— Скоро я об этом узнаю…
Чем мне нравятся такие разговоры с Иваном — он ведет себя со мной как с человеком. С нормальным человеком. И даже постоянно поднимаемая тема моей скорой кончины его ничуть не стесняет. Он полностью погружен в свой мир высоких материй, и до проблем жалких смертных ему нет дела. Сумасшедший профессор в идеально выглаженном костюме… До общения со мной он снисходит лишь из необходимости — я ему очень нужен. Очередной винтик к механизму его теории. Винтик позолоченный — во мне есть уникальное свойство: раковая опухоль, вызванная редкой болезнью. Такого добровольца у него еще не было. А плюс к тому операторы (знали бы вы, как плачет по всем этим операторам та самая больница, что в сторону Ярославля!) дружно заявляют, что моя матрица идеально идентифицируется и потерять ее на канале будет непросто…
Они все почти уверены, что ТУДА меня протолкнуть получится. И «пылесос» этому не помешает.
А дальше идет уже второй этап — приживление матрицы. С ним тоже непросто: мои предшественники, попавшие ТУДА, протянули недолго. Все восьмеро очень быстро потеряли связь с носителями, и дальше эксперимент заканчивался — здравствуй, «пылесос». Второй попытки это загадочное явление не дает, а вернуть матрицу назад невозможно, да и некуда (хотя это, не сомневаюсь, тоже пробовали). Почему не приживаются матрицы, никто не знает. Теорий, конечно, великое множество, да только толку от них пока нет.
Как много сложностей на моем пути — страшно представить. Хотя чего, казалось бы, бояться — так или иначе от смерти мне не уйти.

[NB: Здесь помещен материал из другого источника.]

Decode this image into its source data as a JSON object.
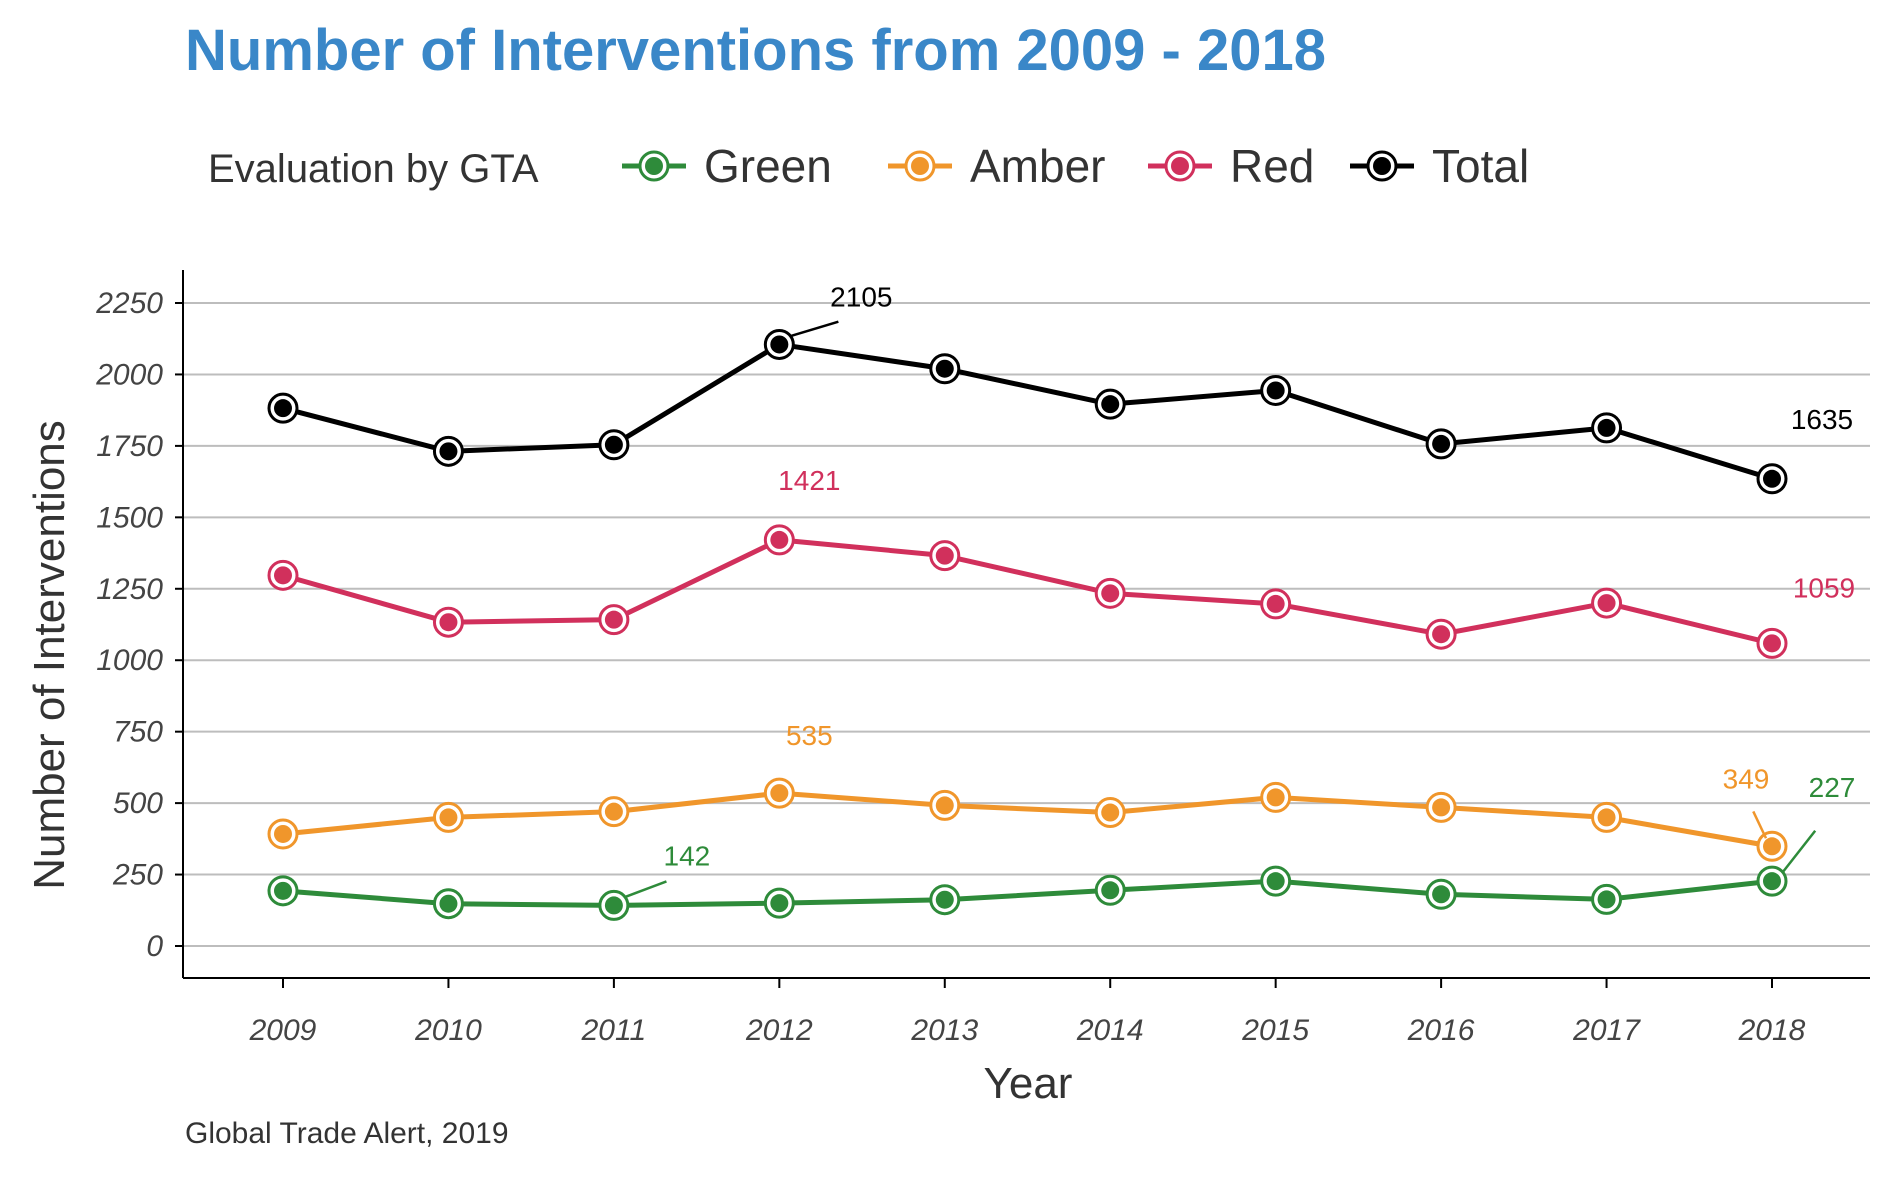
{
  "chart_data": {
    "type": "line",
    "title": "Number of Interventions from 2009 - 2018",
    "xlabel": "Year",
    "ylabel": "Number of Interventions",
    "caption": "Global Trade Alert, 2019",
    "legend_title": "Evaluation by GTA",
    "legend_position": "top",
    "grid": "horizontal",
    "x": [
      2009,
      2010,
      2011,
      2012,
      2013,
      2014,
      2015,
      2016,
      2017,
      2018
    ],
    "ylim": [
      -110,
      2375
    ],
    "yticks": [
      0,
      250,
      500,
      750,
      1000,
      1250,
      1500,
      1750,
      2000,
      2250
    ],
    "series": [
      {
        "name": "Green",
        "color": "#2e8b3a",
        "values": [
          193,
          148,
          142,
          150,
          162,
          195,
          227,
          181,
          163,
          227
        ]
      },
      {
        "name": "Amber",
        "color": "#f0962b",
        "values": [
          392,
          450,
          470,
          535,
          492,
          467,
          520,
          485,
          450,
          349
        ]
      },
      {
        "name": "Red",
        "color": "#d1305c",
        "values": [
          1297,
          1133,
          1142,
          1421,
          1366,
          1234,
          1197,
          1091,
          1200,
          1059
        ]
      },
      {
        "name": "Total",
        "color": "#000000",
        "values": [
          1882,
          1731,
          1754,
          2105,
          2020,
          1896,
          1944,
          1757,
          1813,
          1635
        ]
      }
    ],
    "annotations": [
      {
        "series": "Total",
        "x": 2012,
        "text": "2105"
      },
      {
        "series": "Total",
        "x": 2018,
        "text": "1635"
      },
      {
        "series": "Red",
        "x": 2012,
        "text": "1421"
      },
      {
        "series": "Red",
        "x": 2018,
        "text": "1059"
      },
      {
        "series": "Amber",
        "x": 2012,
        "text": "535"
      },
      {
        "series": "Amber",
        "x": 2018,
        "text": "349"
      },
      {
        "series": "Green",
        "x": 2011,
        "text": "142"
      },
      {
        "series": "Green",
        "x": 2018,
        "text": "227"
      }
    ]
  },
  "theme": {
    "title_color": "#3a87c8",
    "grid_color": "#bdbdbd",
    "axis_color": "#000000"
  }
}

А все равно страшно. Смерть как таковая меня пугает мало — страшно КАК. Превращаться в орущую от боли развалину, зная, что это необратимо… Наверное, в итоге буду ждать костлявую как избавления…
Зато если все получится, ох и попотеть мне придется. Ивану хорошо — он от самого факта удачного заброса будет радоваться, будто кокаинист, попавший на ПМЖ в Колумбию; а мне ведь пахать придется. Неизвестно где, неизвестно как, неизвестно из чего создать здоровенную махину из медных катушек и чугунного бублика. И создать ее надо быстрее, чем тот жестокий демократ со своими окровавленными бритвами. Хотя не верю я, что он там будет заниматься намоткой медного провода на чугунные сердечники. Ему это ни к чему — у него другие жизненные интересы… не без странностей. Хотя кто их знает… Вдруг он истинный патриот? Резал глотки и гимн распевал при этом? И устроит там такой террор, что ему местные сами подарят целых четыре резонатора. И начнут конкуренты качать на Землю нефть и тащить алмазы, а взамен туземцам поставлять комиксы и стеклянные бусы. И приезжать на охоту: «Эй, Билл, а не съездить ли нам на остров, где тот растяпа-русский пытался с помощью костяного бумеранга из вулканического стекла резонатор выточить? Постреляем в него немного? Он ведь совсем обнаглел — отказывается за наши деньги продавать свои экологически чистые кокосы. Как он будет без валюты расплачиваться с нашим национальным героем-добровольцем, с Фредди-нож-бритва, когда тот в очередной раз захочет его поиметь? Или да ну его — вечно прячется по кустам и стрелы оттуда деревянные выпускает, одежду портит. Неспортивно себя ведет, как и вся их нация. Давай лучше на стриптиз махнем, а к нему на остров пошлем пару „стелсов“[8] с крылатыми ракетами… чтобы знал».
Ладно, надо постараться выбросить из головы всю эту кашу и уснуть. Каждый вечер одно и то же — моя многострадальная голова не прощает такого тотального насилия. С одной стороны, ее точит опухоль, с другой — широкой рекой течет информационный хлам. Грузят меня жестко… Надо уметь отключаться — иначе высыпаться не смогу. А завтра очередной трудный день — придется опять узнавать много нового, и все это запоминать.
…Проснулся я слепым.
— Данил, да что вы прямо! Этого ведь стоило ожидать. Врачи еще вначале вас предупреждали, что слепота почти неизбежна.
— Вам легко говорить — ослепли-то не вы.
— Это еще не конец — просто поврежден зрительный центр.
— Врачи смогут вернуть мне зрение?
— Вы же понимаете, что нет.
— Тогда запускайте.
— Вы еще протянете не меньше трех месяцев — врачи это почти гарантируют. Одумайтесь.
— Вам так дороги три месяца моей жизни?
— Зря вы считаете, что я абсолютно бесчувственная сволочь. Стараюсь не привыкать к добровольцам, но увы… Мне действительно вас жаль.
— Да вы даже не помните, сколько нас было, — сами признались. Может, просто жалеете о той полезной информации, что я могу получить за оставшийся срок?